Training the mind - challenge

[Andyreas]

The problem itself contained an unsolvable problem.

It's not unsolvable. You just have to find a way on how to incorporate more community cards since you cannot have only lower ones than 3 and 4s

 

[pedrovitorcosta]

if a problem needs to be solved, I solve it in any way I can. The problem itself contained an unsolvable problem. I think the problem is taken from similar content, but if you solved it yourself, my respect .

The problem has a solution, and it came from witnessing it at a poker table, I witnessed it and that's why I decided to post it here.
Once you realize the solution you realize how simple it is, but how hard it is to imagine it happening.
The ridle

 

[pedrovitorcosta]

I'm going to give a tip that I already gave and someone must not have noticed...
How can you incorporate the 4 as the fifth card out of the possible 7 to beat the 3

You just need to know what the sixth and seventh card should be to be able to solve it.

 

[BOXING71]

give me an answer, otherwise today is a sleepless night. The brain exploded, the car boils, Andreas I repeat respect if you yourself decide

 

[bermejoga]

A4 A3
QQAK4
??? Bruh I dont know... That would split woundnt it?

 

[Andyreas]

give me an answer, otherwise today is a sleepless night. The brain exploded, the car boils, Andreas I repeat respect if you yourself decide

I am happy to but I'll hide it, so everyone can still solve, if he wants to:

Spoiler: Solution

The key is to incorporate "useless" community cards which will not be taken into account, i.e. a lower 3rd pair.

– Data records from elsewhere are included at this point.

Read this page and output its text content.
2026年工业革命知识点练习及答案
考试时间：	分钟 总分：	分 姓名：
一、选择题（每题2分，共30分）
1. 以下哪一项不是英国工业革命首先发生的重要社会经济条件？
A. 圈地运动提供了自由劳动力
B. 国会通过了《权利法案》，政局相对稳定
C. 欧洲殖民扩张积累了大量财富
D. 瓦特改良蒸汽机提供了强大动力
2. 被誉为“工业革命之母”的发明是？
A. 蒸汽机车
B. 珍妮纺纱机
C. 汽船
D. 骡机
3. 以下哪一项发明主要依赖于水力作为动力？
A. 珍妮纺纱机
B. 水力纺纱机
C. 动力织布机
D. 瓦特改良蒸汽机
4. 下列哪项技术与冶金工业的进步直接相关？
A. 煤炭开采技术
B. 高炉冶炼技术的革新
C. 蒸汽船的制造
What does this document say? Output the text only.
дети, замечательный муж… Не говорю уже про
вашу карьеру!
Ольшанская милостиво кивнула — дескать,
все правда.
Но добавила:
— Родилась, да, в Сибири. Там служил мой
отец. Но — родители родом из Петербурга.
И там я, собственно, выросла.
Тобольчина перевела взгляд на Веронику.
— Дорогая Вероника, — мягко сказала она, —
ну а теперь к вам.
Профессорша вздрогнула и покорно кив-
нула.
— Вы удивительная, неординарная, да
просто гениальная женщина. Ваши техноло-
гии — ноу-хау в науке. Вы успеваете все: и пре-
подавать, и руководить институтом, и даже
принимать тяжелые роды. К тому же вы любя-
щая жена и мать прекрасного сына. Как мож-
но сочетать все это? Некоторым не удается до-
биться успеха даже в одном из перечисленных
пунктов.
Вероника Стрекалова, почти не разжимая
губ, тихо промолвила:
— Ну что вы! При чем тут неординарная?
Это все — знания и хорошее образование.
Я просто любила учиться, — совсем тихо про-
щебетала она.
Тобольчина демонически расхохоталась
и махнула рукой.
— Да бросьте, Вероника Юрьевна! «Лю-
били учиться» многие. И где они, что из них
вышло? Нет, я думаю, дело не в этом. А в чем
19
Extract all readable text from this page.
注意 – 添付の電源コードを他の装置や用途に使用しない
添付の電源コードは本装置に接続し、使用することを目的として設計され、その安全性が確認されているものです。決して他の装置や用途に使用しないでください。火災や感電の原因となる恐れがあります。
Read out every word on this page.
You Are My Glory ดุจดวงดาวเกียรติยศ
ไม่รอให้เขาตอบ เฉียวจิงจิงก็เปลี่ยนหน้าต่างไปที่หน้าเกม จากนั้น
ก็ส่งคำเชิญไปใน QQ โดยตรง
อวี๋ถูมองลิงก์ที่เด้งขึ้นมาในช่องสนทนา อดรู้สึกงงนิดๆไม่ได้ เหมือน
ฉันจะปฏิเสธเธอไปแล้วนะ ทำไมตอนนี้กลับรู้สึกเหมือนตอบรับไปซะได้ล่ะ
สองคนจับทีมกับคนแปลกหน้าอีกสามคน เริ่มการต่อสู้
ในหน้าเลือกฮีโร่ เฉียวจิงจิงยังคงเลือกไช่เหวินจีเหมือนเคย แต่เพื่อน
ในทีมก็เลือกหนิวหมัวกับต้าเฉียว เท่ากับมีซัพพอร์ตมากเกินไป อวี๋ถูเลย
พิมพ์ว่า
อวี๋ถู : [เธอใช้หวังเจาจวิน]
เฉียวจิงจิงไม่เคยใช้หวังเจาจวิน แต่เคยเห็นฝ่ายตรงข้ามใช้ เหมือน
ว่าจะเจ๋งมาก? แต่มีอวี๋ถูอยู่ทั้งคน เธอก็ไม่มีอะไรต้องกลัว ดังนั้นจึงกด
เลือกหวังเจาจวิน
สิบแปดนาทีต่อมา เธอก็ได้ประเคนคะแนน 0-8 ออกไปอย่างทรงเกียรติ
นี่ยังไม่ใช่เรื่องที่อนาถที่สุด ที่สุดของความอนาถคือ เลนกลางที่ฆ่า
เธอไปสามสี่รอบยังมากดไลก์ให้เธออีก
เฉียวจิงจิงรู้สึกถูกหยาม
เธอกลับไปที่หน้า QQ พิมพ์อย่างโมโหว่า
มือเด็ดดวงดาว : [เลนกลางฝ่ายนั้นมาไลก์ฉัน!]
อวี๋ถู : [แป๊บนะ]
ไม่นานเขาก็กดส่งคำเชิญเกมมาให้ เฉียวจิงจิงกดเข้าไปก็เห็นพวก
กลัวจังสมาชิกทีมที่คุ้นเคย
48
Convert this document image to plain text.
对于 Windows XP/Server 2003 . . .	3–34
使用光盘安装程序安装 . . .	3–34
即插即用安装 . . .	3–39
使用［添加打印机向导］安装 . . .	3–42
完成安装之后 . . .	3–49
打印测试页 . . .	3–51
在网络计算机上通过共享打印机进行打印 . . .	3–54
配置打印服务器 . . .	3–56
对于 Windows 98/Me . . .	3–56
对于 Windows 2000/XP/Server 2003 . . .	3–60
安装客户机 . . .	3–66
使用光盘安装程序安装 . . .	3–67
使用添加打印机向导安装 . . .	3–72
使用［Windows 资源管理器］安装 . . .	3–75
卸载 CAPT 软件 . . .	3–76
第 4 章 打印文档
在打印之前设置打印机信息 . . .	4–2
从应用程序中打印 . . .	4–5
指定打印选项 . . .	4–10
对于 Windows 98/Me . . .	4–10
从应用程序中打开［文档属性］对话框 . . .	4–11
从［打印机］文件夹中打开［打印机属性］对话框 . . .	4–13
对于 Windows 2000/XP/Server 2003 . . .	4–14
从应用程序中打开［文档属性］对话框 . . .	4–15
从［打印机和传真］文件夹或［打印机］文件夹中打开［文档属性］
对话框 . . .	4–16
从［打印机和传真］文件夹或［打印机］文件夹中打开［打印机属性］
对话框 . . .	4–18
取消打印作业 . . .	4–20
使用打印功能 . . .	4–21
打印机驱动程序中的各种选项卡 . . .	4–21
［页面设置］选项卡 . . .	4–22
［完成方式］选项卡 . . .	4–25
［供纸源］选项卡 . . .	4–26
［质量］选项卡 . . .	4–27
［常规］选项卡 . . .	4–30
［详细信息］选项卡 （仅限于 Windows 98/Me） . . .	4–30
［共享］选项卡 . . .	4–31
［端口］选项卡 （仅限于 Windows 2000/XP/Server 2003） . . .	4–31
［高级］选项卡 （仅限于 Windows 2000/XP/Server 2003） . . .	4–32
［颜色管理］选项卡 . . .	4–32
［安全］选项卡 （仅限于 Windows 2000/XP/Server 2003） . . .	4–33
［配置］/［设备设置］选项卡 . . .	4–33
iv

For example if the board reads:
A8822, then the 22 are not taking into account and player A has AA883 and player B has AA884

 

[pedrovitorcosta]

A4 A3
QQAK4
??? Bruh I dont know... That would split woundnt it?

wrong, in that situation is a split and 4 and 3 dont get in

 

[bermejoga]

I am happy to but I'll hide it, so everyone can still solve, if he wants to:

Spoiler: Solution

The key is to incorporate "useless" community cards which will not be taken into account, i.e. a lower 3rd pair.

For example if the board reads:
A8822, then the 22 are not taking into account and player A has AA883 and player B has AA884

Thank you so much for letting me sleep today.

 

[pedrovitorcosta]

I am happy to but I'll hide it, so everyone can still solve, if he wants to:

Spoiler: Solution

The key is to incorporate "useless" community cards which will not be taken into account, i.e. a lower 3rd pair.

For example if the board reads:
A8822, then the 22 are not taking into account and player A has AA883 and player B has AA884

So simple and so complicated at the same time
I asked them to put the time, thinking that everyone would solve it and only you did it. Good job

 

[BOXING71]

So simple and so complicated at the same time
I asked them to put the time, thinking that everyone would solve it and only you did it. Good job

I agree, but the task really seemed unsolvable. Thank you for the evening!

 

[iceheart888]

This is simple, the board need to be : A 2 2 +( any pair 55+). Player A make 2 pair AA + 55 ex. and 3 plays as kicker and for player B :4 plays as kicker.

 

[pasha poltava]

I think five cards should be like this A.K.K.3.2, maybe I misunderstood the question

 

[pedrovitorcosta]

I think five cards should be like this A.K.K.3.2, maybe I misunderstood the question

yeah, this is the second possible answer! Well Done!